Dawson lobbied producer Mark Goodson for his own show and got it–Family Feud, a series spun off from Match Game‘s “Super Match” clue board. For a season or two, the former Hogan’s Heroes actor was starring twice a day on two different game shows.
By 1977, it was clear even to viewers that Dawson didn’t want to be on the Match Game panel any more. The producers came up with a spinning wheel to give the other celebs a shot at some face time during the big money guesses, something Dawson took as a personal affront. In protest, he began wearing tinted glasses and whispering his answers.
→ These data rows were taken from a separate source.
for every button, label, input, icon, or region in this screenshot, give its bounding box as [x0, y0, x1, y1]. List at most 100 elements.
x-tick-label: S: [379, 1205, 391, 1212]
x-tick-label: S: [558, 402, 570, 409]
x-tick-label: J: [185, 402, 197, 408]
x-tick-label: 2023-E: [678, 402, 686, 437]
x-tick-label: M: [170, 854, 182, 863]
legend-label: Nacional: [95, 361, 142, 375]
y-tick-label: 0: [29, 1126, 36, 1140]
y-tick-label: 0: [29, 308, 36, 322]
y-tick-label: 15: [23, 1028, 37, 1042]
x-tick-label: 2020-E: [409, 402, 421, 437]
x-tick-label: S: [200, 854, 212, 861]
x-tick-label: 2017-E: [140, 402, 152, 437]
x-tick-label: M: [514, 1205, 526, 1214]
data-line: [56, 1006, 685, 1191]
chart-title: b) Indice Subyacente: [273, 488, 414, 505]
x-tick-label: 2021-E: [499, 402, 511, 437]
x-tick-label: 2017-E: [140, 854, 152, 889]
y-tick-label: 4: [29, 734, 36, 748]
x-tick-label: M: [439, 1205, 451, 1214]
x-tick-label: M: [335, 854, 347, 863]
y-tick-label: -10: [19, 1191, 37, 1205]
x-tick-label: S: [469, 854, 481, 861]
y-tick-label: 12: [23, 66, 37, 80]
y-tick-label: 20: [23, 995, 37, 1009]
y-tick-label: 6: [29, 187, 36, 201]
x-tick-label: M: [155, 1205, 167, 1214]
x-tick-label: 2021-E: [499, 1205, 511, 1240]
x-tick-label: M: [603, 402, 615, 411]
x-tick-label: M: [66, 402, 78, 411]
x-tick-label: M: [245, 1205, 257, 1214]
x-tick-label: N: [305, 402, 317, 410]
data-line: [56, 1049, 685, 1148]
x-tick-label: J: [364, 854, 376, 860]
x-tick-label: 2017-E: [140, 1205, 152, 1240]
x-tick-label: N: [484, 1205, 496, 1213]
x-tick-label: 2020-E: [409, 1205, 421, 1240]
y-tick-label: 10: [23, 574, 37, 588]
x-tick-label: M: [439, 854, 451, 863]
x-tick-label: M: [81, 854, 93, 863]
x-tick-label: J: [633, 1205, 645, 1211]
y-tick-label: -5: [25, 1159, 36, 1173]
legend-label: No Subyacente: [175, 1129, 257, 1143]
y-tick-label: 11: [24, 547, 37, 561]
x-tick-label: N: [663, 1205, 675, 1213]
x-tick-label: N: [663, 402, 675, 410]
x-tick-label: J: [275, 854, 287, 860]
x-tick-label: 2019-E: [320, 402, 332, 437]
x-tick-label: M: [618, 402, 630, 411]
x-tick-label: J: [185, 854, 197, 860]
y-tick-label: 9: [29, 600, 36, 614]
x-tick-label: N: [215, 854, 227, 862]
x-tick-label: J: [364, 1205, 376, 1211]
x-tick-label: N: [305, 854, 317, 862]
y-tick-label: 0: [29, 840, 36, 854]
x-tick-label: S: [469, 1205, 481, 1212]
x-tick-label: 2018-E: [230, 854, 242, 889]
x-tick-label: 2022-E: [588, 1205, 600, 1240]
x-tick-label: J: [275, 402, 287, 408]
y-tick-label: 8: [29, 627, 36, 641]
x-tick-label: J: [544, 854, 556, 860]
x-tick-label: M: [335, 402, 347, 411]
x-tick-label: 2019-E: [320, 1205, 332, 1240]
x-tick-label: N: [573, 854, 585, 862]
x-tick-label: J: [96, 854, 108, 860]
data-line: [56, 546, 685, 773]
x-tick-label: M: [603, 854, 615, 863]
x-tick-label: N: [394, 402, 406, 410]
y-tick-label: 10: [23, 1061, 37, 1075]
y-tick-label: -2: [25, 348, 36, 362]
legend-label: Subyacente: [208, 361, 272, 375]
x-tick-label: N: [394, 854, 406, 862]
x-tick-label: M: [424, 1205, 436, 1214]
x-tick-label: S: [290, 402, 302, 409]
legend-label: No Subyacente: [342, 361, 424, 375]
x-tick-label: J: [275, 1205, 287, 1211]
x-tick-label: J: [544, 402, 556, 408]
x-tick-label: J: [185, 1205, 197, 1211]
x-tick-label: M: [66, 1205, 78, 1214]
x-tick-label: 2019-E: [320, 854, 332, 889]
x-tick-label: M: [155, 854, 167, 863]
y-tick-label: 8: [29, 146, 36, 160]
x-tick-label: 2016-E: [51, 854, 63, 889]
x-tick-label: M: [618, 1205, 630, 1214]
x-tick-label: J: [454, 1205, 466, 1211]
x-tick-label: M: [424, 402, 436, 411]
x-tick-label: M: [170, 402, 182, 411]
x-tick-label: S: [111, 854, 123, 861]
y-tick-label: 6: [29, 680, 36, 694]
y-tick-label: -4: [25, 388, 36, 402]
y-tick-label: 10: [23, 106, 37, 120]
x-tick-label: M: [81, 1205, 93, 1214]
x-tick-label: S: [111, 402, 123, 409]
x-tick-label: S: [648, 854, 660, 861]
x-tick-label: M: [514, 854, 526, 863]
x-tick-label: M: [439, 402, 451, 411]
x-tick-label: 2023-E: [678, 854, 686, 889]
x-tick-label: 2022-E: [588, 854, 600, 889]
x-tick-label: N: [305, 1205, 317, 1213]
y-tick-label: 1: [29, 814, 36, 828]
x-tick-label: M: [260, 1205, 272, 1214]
The producers eventually gave him his release.
“I remember he left the show and everyone was thrilled,” said Somers.
Dawson, however, was vindicated when Feud soon took over as TV’s No. 1 daytime series. His “survey says” became an instant catch phrase. His habit of kissing every single female player on the show was also part of Feud‘s corny charm.
By the mid-’80s, however, hour-long soaps has squeezed most game shows off network schedules. Feud ended its original run in 1985. Dawson got a second shot at hosting a revival of the series in 1994, but he and the show were both gone in a year.
Besides his six-year run as Cockney POW Newkirk on Hogan’s Heroes, Dawson appeared in several other sitcoms. He guested on The Dick Van Dyke Show and was a regular in the ’70s on The New Dick Van Dyke Show.
Aside from his appearance as a nasty game show host in Arnold Schwarzenegger’s The Running Man (1987), the British born performer pretty much fell of the radar after that final Feud flicker. This led to rumours that he had died. No longer just a rumour; Richard Dawson is blank.